7. Essence & Takeaways

The one-paragraph version

The Attendee Priorities page is the administrator's last touch on the matching input before the engine runs. It surfaces every priority anyone submitted — delegates picking partners (Module 5), sponsors picking delegates (Module 6) — grouped by selector and table, with company, priority tier, and reason on each row. Three filters narrow the view by source attendee type, source attendee, or target attendee type. Per-row controls let the administrator edit a priority (bump from 2 → 1) or delete it; a Set Priority button lets the administrator manually add a pairing the parties didn't pick themselves (e.g., a brokered introduction). The same view is the place to spot conflicts and one-sided picks — perfectly mutual Priority-1 ↔ Priority-1 pairings are guaranteed schedules, while one-sided picks may not be worth running. The result is a hand-curated input set that drives the next step: matchmaking and itinerary generation.

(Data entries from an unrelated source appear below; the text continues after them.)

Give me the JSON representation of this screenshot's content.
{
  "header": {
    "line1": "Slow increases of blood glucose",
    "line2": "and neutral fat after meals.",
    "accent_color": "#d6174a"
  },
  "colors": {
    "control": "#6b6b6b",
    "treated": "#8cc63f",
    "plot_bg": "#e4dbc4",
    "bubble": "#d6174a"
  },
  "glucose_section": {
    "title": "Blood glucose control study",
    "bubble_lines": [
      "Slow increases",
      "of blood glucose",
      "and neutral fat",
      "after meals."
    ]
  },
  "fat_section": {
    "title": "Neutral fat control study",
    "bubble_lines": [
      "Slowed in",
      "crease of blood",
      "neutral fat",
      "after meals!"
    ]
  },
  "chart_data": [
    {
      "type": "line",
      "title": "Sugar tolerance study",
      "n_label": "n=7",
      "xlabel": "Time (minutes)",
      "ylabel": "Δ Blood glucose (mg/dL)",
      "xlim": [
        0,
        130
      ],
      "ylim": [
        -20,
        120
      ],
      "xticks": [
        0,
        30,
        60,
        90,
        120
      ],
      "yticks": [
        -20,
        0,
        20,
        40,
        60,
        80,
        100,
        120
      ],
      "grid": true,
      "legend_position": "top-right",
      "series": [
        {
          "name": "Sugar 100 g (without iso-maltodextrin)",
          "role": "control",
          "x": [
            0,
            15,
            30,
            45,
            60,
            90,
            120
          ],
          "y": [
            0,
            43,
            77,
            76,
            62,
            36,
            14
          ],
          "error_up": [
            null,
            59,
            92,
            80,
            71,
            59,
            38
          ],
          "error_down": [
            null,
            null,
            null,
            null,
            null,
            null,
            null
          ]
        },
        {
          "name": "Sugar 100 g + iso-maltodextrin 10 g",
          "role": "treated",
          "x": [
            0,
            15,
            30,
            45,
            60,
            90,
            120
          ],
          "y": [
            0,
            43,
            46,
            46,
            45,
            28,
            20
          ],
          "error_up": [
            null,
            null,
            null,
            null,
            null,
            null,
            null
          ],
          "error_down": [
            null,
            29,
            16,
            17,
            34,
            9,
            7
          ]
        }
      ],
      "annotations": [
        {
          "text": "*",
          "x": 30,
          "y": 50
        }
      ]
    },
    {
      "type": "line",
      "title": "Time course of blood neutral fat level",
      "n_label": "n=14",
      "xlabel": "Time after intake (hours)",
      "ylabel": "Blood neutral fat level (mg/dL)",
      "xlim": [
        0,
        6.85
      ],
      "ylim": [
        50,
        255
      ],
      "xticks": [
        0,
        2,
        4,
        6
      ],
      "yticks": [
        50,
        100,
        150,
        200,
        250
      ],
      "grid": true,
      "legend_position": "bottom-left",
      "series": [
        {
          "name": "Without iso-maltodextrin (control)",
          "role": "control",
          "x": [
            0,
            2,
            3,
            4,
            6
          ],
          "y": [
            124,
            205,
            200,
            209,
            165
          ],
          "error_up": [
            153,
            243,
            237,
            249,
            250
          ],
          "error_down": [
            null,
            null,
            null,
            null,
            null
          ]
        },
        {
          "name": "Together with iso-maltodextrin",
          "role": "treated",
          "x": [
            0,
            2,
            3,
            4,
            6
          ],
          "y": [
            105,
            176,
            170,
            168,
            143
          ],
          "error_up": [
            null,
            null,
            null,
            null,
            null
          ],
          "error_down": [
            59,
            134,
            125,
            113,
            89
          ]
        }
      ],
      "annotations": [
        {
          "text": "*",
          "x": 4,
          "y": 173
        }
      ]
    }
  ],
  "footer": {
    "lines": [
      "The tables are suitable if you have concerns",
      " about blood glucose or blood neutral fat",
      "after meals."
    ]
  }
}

Use this page as the basis for…
  • An ops runbook for the "between selections deadline and matchmaking run" window.
  • A reference for whoever onboards new event coordinators on managing the matching pipeline.
  • A QA checklist before running matchmaking — every brokered intro must be reflected in this table.

8. Full Transcript

Verbatim narration provided alongside the video.

Show / hide transcript
00:00 – 00:21
In this session, we are going to look into how we manage the attendee priorities and what actually we can do into that area. So after the selections are finished, as an administrator, you can go into this Attendee Priorities section on the left-hand menu.
00:21 – 00:39
And from here, you can see all of the selections that were given into the system. You can see how many matches there were and also the reasons why. So for each of these given attendees, you can see their company, their priority, and if they have provided a reason.
00:39 – 00:58
As an administrator, you have the full power to actually override any of these selections. So if you click the edit button on the right, you can actually go in and change the priority for a given match. For example, if you would like to move a priority from two to one, you can just do it from here.
00:58 – 01:21
You also have a way to manually add a priority. So if you think that two attendees should meet but they haven't selected each other, you can actually go in and add that priority for them. And once you do that, the matching algorithm will take that into account when it's running the final scheduling.
01:21 – 01:45
So from here you can also see if there are any conflicts. For example, if two attendees have selected each other as a priority one, that's a perfect match. But if one has selected the other as a priority one and the other hasn't selected them at all, you might want to look into that and see if it's still worth scheduling that meeting.
01:45 – 02:00
So this section really gives you that fine-grained control over the matching process to make sure that the meetings that are being scheduled are the most relevant and valuable for all of the participants involved in the event.